Treatment of Osgood Schlatter disease

Treatment is guided by the severity of symptoms. As evidenced by the natural history evaluations, this syndrome is generally a self-limited condition. Improvement can be gradual, which should be stressed to the patient and family. A period of 12 to18 months can pass before the complete resolution of symptoms. This correlates with the duration needed for closure of the epiphysis.
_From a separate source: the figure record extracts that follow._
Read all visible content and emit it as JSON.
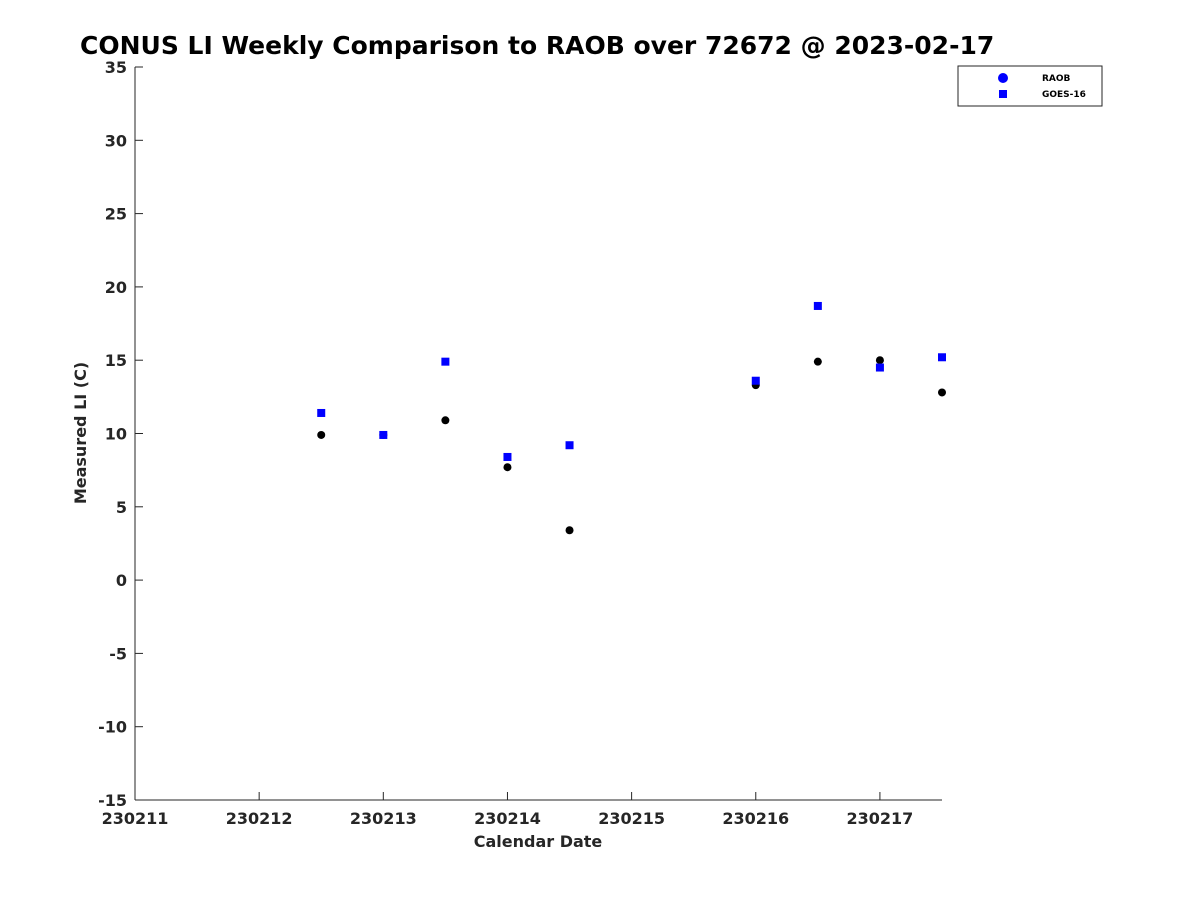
{
  "chart_data": {
    "type": "scatter",
    "title": "CONUS LI Weekly Comparison to RAOB over 72672 @ 2023-02-17",
    "xlabel": "Calendar Date",
    "ylabel": "Measured LI (C)",
    "xlim": [
      0,
      6.5
    ],
    "ylim": [
      -15,
      35
    ],
    "x_ticks": [
      {
        "value": 0,
        "label": "230211"
      },
      {
        "value": 1,
        "label": "230212"
      },
      {
        "value": 2,
        "label": "230213"
      },
      {
        "value": 3,
        "label": "230214"
      },
      {
        "value": 4,
        "label": "230215"
      },
      {
        "value": 5,
        "label": "230216"
      },
      {
        "value": 6,
        "label": "230217"
      }
    ],
    "y_ticks": [
      {
        "value": 35,
        "label": "35"
      },
      {
        "value": 30,
        "label": "30"
      },
      {
        "value": 25,
        "label": "25"
      },
      {
        "value": 20,
        "label": "20"
      },
      {
        "value": 15,
        "label": "15"
      },
      {
        "value": 10,
        "label": "10"
      },
      {
        "value": 5,
        "label": "5"
      },
      {
        "value": 0,
        "label": "0"
      },
      {
        "value": -5,
        "label": "-5"
      },
      {
        "value": -10,
        "label": "-10"
      },
      {
        "value": -15,
        "label": "-15"
      }
    ],
    "grid": false,
    "legend_position": "top-right",
    "series": [
      {
        "name": "RAOB",
        "marker": "circle",
        "color": "#000000",
        "legend_color": "#0000ff",
        "x": [
          1.5,
          2.0,
          2.5,
          3.0,
          3.5,
          5.0,
          5.5,
          6.0,
          6.5
        ],
        "y": [
          9.9,
          9.9,
          10.9,
          7.7,
          3.4,
          13.3,
          14.9,
          15.0,
          12.8
        ]
      },
      {
        "name": "GOES-16",
        "marker": "square",
        "color": "#0000ff",
        "legend_color": "#0000ff",
        "x": [
          1.5,
          2.0,
          2.5,
          3.0,
          3.5,
          5.0,
          5.5,
          6.0,
          6.5
        ],
        "y": [
          11.4,
          9.9,
          14.9,
          8.4,
          9.2,
          13.6,
          18.7,
          14.5,
          15.2
        ]
      }
    ]
  }
}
  • RICER regime (Rest, Ice, Compression, Elevation, and Referral).
  • Oral NSAIDs or injection of NSAIDs directly over the painful area
  • Ultrasound guided Extracorporeal Shock Wave Therapy (ESWT) by a sports physician to break down scarred tissues and allow for the tubercle to heal
  • Stretches and improving muscle control through physiotherapy
  • Assessing for biomechanical factors that may cause OSD by sports physiotherapists to prevent recurrence of pain and to maximise the child’s performance in their sport

Prevention of osgood schlatters disease

Read more about osgood schlatters disease on wikipedia

The best way to prevent the onset of OSD is to ensure adequate stretching and good control of the quadriceps. Adequate prehab should thus be a key before starting any form of sport.